FBI Director Christopher Wray described the breach of the Capitol on Jan. 6 as “domestic terrorism” during a Senate panel hearing on Tuesday.
“It’s got no place in our democracy and tolerating it would make a mockery of our nation’s rule of law,” Wray told senators. “That siege was criminal behavior plain and simple and it’s behavior that we—the FBI—views as domestic terrorism.”
The FBI, however, did not have credible threat reports of a pre-planned attack on the U.S. Capitol on Jan. 6, he told lawmakers. Wray and other law enforcement agencies have faced criticism and questions for why authorities were so unprepared for the breach.

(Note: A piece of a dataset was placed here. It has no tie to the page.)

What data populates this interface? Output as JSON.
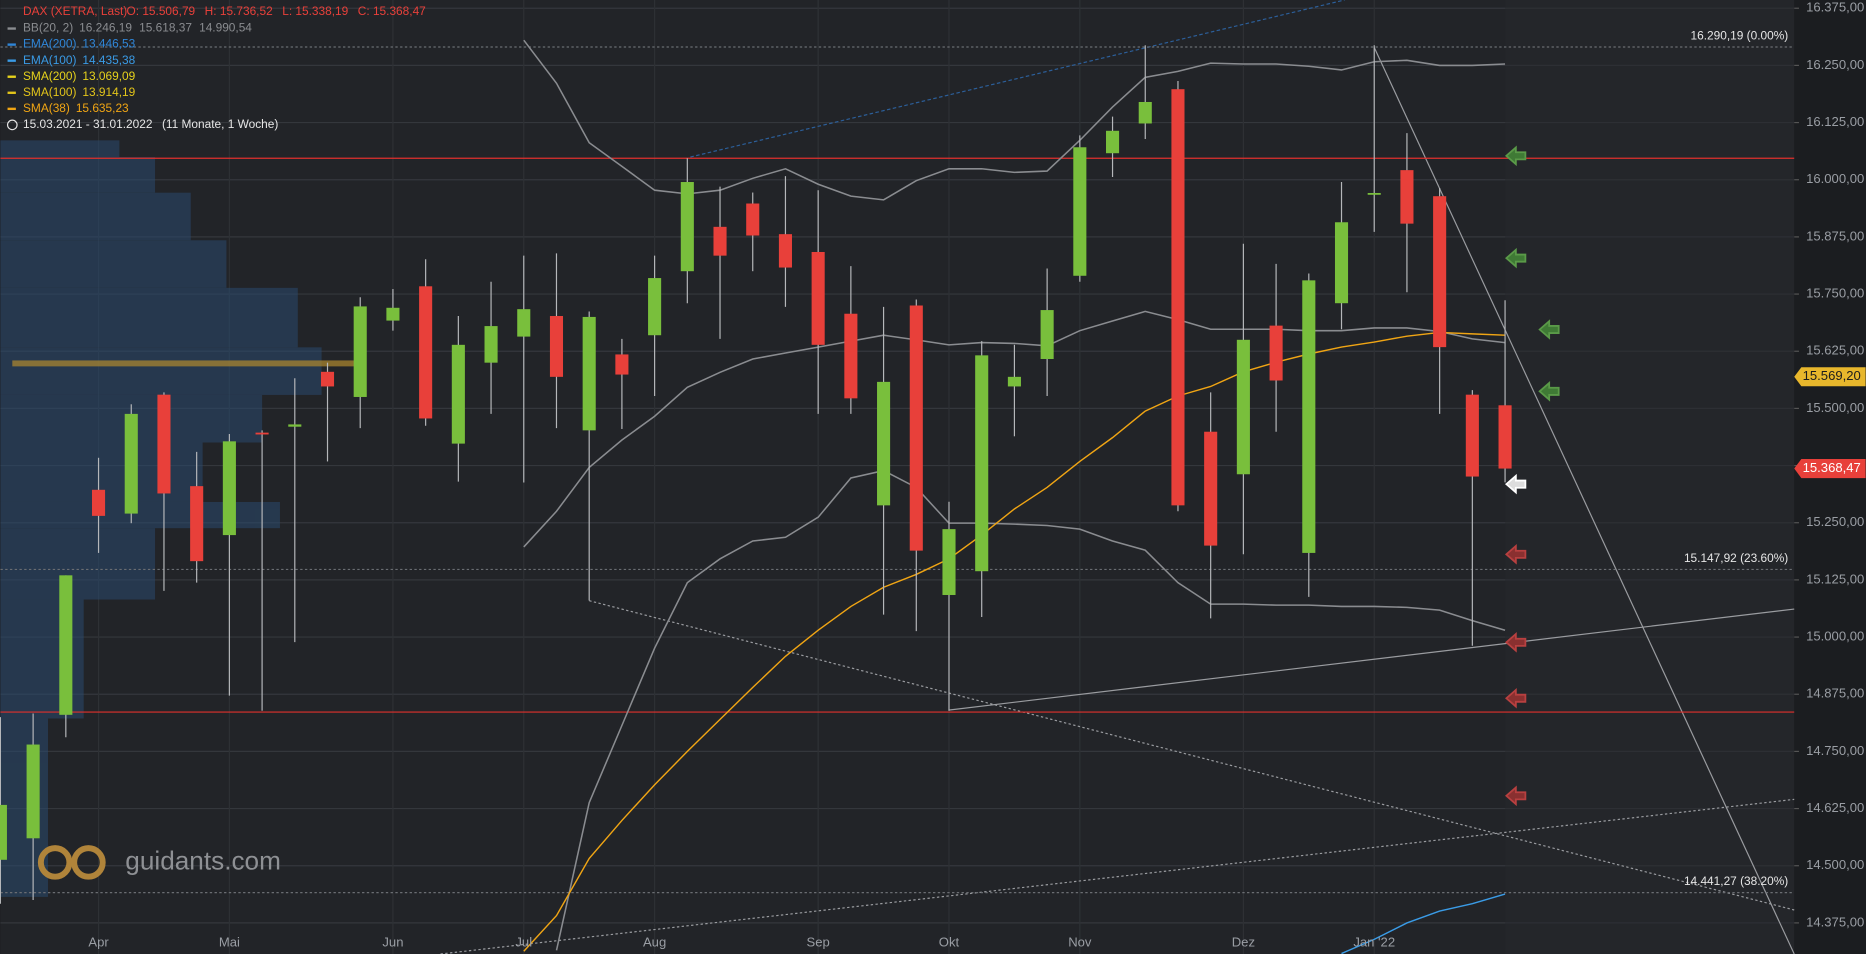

The acting chief of the Capitol Police said that a Jan. 5 report from the FBI was handed to investigators in the police force and to the agency’s intelligence unit but wasn’t sent up the chain of command.
In the hearing, Wray continued to say that so far, 300 people have been arrested by the FBI and other law enforcement agencies. More people are being charged with crimes related to the Capitol breach nearly every day, he added.

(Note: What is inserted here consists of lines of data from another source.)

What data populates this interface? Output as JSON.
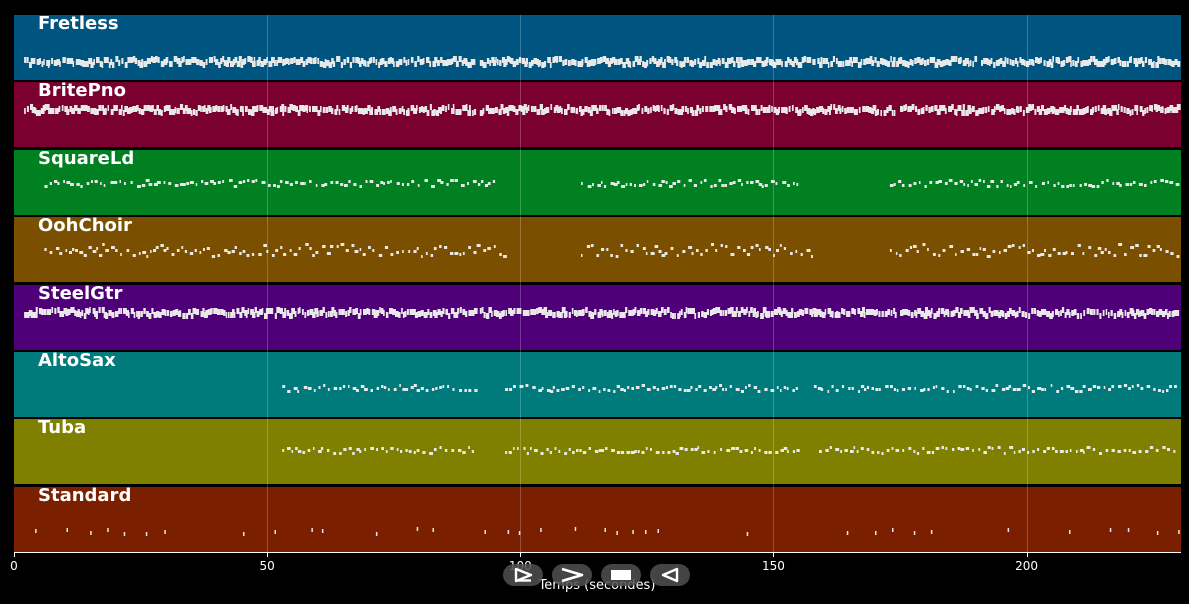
{
  "app": {
    "xlabel": "Temps (secondes)",
    "x_ticks": [
      0,
      50,
      100,
      150,
      200
    ],
    "x_max": 230.5
  },
  "tracks": [
    {
      "name": "Fretless",
      "color": "#005580",
      "pattern": "dense-low"
    },
    {
      "name": "BritePno",
      "color": "#7a0030",
      "pattern": "dense-mid"
    },
    {
      "name": "SquareLd",
      "color": "#008020",
      "pattern": "sparse-phrases"
    },
    {
      "name": "OohChoir",
      "color": "#7a5000",
      "pattern": "chords"
    },
    {
      "name": "SteelGtr",
      "color": "#4f0078",
      "pattern": "dense-mid"
    },
    {
      "name": "AltoSax",
      "color": "#007a7a",
      "pattern": "late-phrases"
    },
    {
      "name": "Tuba",
      "color": "#7f7f00",
      "pattern": "late-bass"
    },
    {
      "name": "Standard",
      "color": "#7a2000",
      "pattern": "drums"
    }
  ],
  "controls": [
    {
      "name": "play-forward-button",
      "icon": "play-outline-icon"
    },
    {
      "name": "fast-forward-button",
      "icon": "chevron-right-icon"
    },
    {
      "name": "stop-button",
      "icon": "stop-icon"
    },
    {
      "name": "play-backward-button",
      "icon": "play-reverse-icon"
    }
  ]
}
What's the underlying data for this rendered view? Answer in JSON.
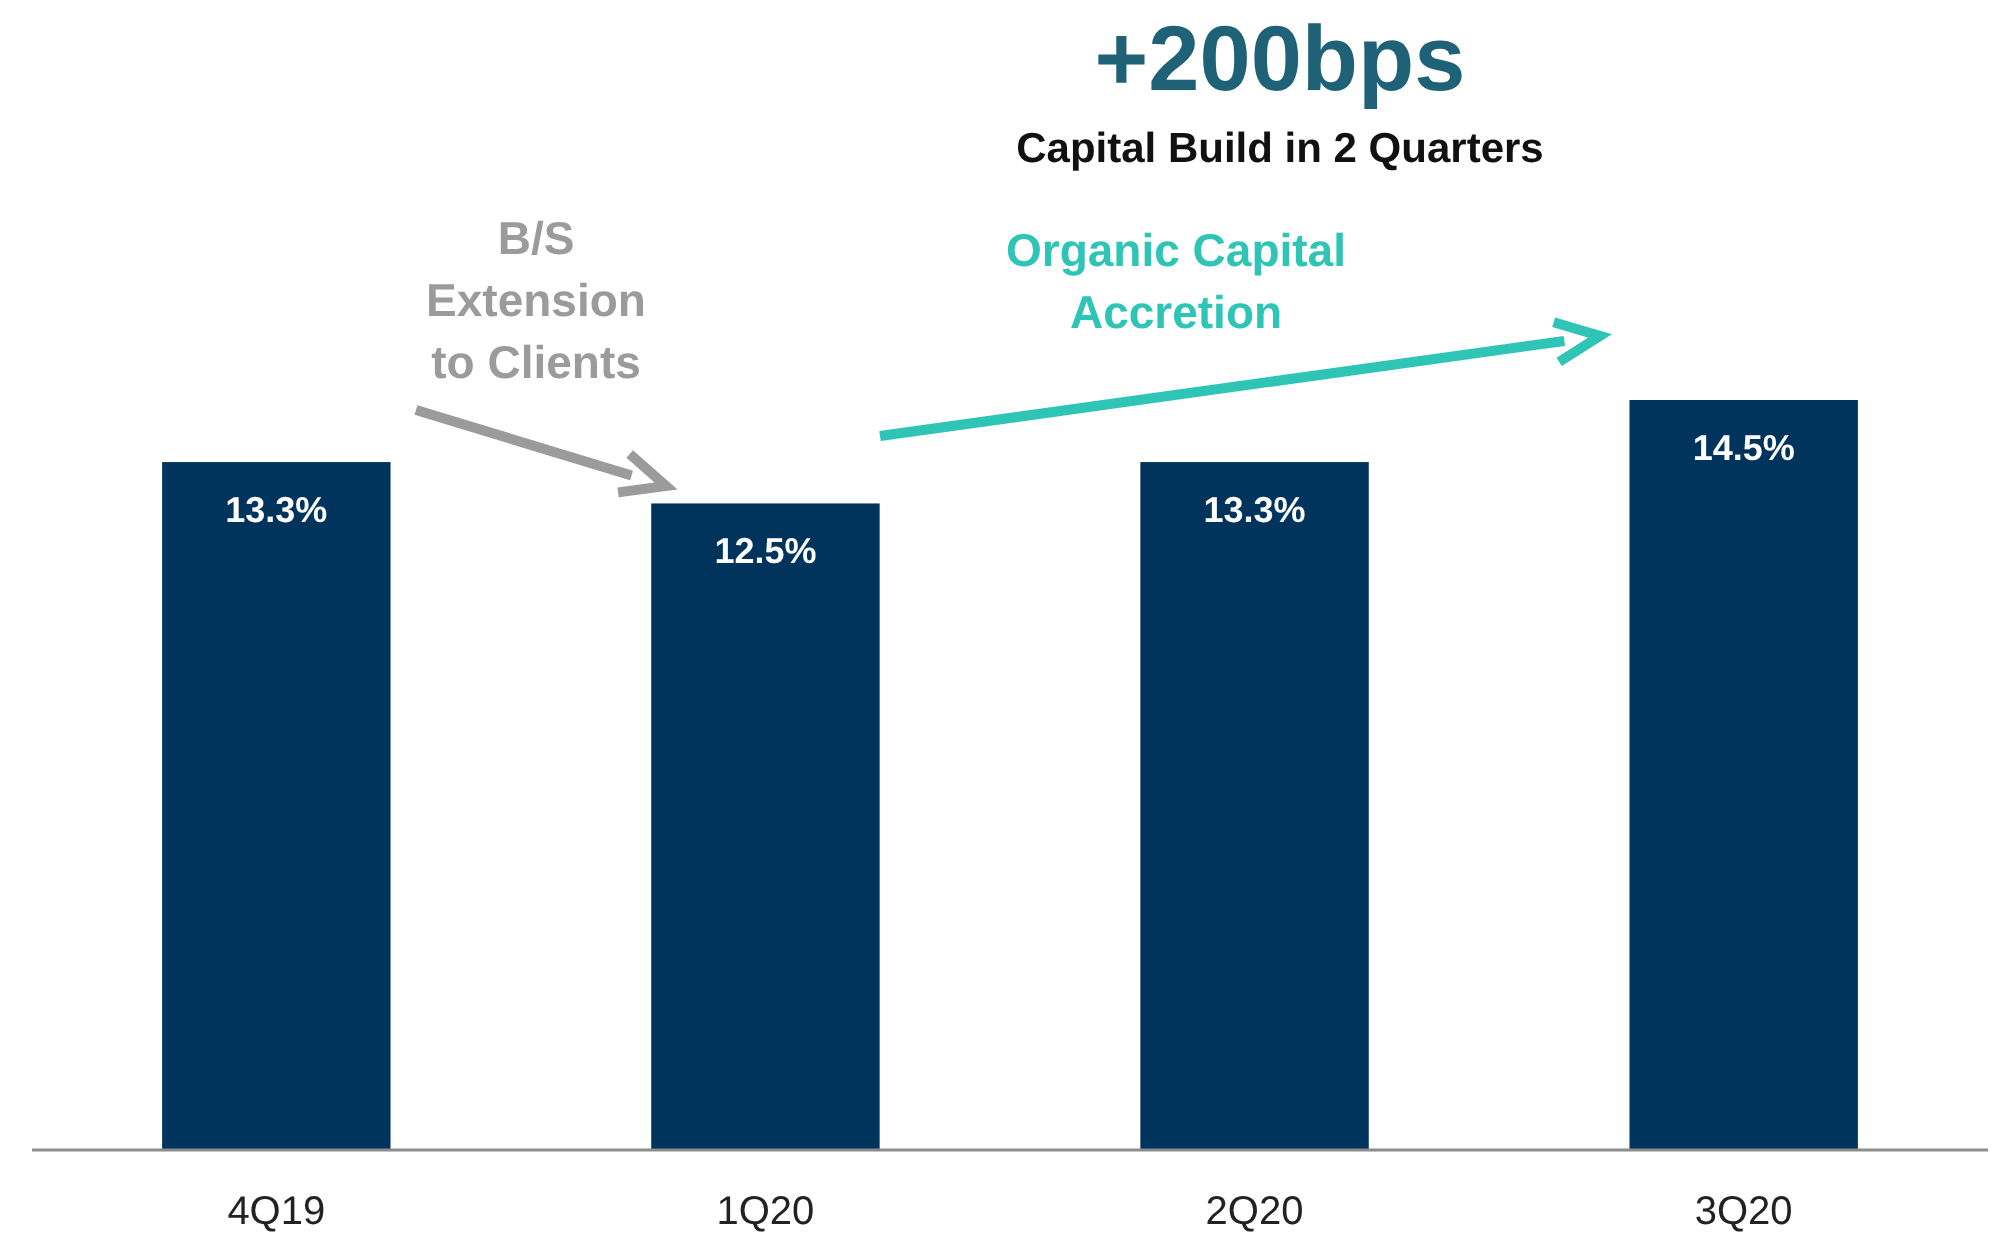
{
  "chart_data": {
    "type": "bar",
    "title": "+200bps",
    "subtitle": "Capital Build in 2 Quarters",
    "categories": [
      "4Q19",
      "1Q20",
      "2Q20",
      "3Q20"
    ],
    "values": [
      13.3,
      12.5,
      13.3,
      14.5
    ],
    "value_labels": [
      "13.3%",
      "12.5%",
      "13.3%",
      "14.5%"
    ],
    "color": "#00345c",
    "tick_labels": "x",
    "grid": false,
    "annotations": [
      "B/S\nExtension\nto Clients",
      "Organic Capital\nAccretion"
    ]
  }
}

“January 6th was not an isolated event,” the FBI chief remarked. “The problem of domestic terrorism has been metastasizing.” Wray cited alleged “militia violent extremism” as well as “racially motivated violent extremism,” but he added that FBI does not consider the Proud Boys a domestic terrorist group
Going a step further, Wray asserted that it is “a top concern and remains so for the FBI,” adding that domestic terrorism is comparable to al-Qaeda and the ISIS terrorist groups. Later, he noted that domestic terrorism arrests have increased for militia extremists, racially motivated extremists, and anarchist extremists.

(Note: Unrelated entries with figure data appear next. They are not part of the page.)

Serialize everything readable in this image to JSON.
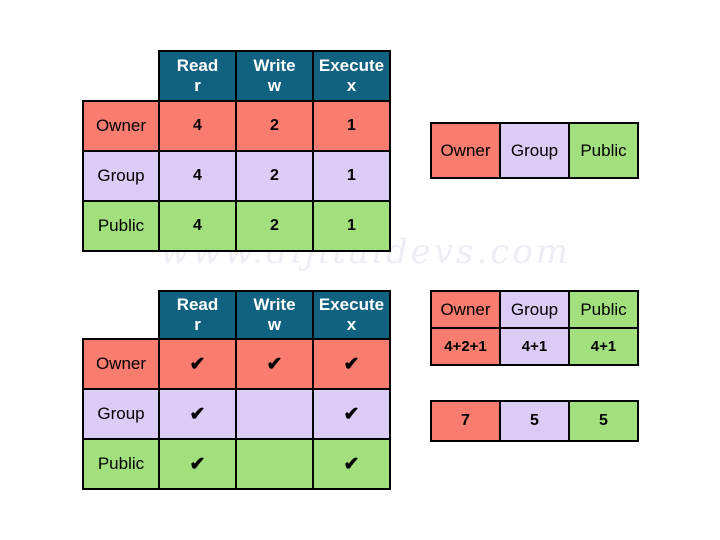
{
  "watermark": "www.dijitaldevs.com",
  "colors": {
    "header": "#116180",
    "owner": "#f97d6f",
    "group": "#dbccf5",
    "public": "#a2df7d",
    "border": "#000000",
    "header_text": "#ffffff"
  },
  "columns": [
    {
      "title": "Read",
      "sub": "r"
    },
    {
      "title": "Write",
      "sub": "w"
    },
    {
      "title": "Execute",
      "sub": "x"
    }
  ],
  "octal_table": {
    "rows": [
      {
        "label": "Owner",
        "read": "4",
        "write": "2",
        "execute": "1"
      },
      {
        "label": "Group",
        "read": "4",
        "write": "2",
        "execute": "1"
      },
      {
        "label": "Public",
        "read": "4",
        "write": "2",
        "execute": "1"
      }
    ]
  },
  "check_table": {
    "rows": [
      {
        "label": "Owner",
        "read": "✔",
        "write": "✔",
        "execute": "✔"
      },
      {
        "label": "Group",
        "read": "✔",
        "write": "",
        "execute": "✔"
      },
      {
        "label": "Public",
        "read": "✔",
        "write": "",
        "execute": "✔"
      }
    ]
  },
  "entity_row": {
    "cells": [
      "Owner",
      "Group",
      "Public"
    ]
  },
  "sum_table": {
    "header": [
      "Owner",
      "Group",
      "Public"
    ],
    "values": [
      "4+2+1",
      "4+1",
      "4+1"
    ]
  },
  "result_row": {
    "cells": [
      "7",
      "5",
      "5"
    ]
  }
}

Wray told senators that in the midst of an FBI investigation, Sicknick’s cause of death has not yet been determined.
And for whether there were foreign actors involved, Wray told senators that “it’s possible, but we haven’t seen any evidence of that.”
As the congressional push to root out alleged domestic extremists expands, more than 150 human rights organizations called on Congress not to expand the proposed expansion of terrorism-related legal authority.
Speaking to Fox News, Greenwald said he hopes the crackdown will expose the mistaken view “that the way to understand Washington is Democrat versus Republican, and that you side with one team and believe they are on your side in defending your interests, and the other team is your enemy.”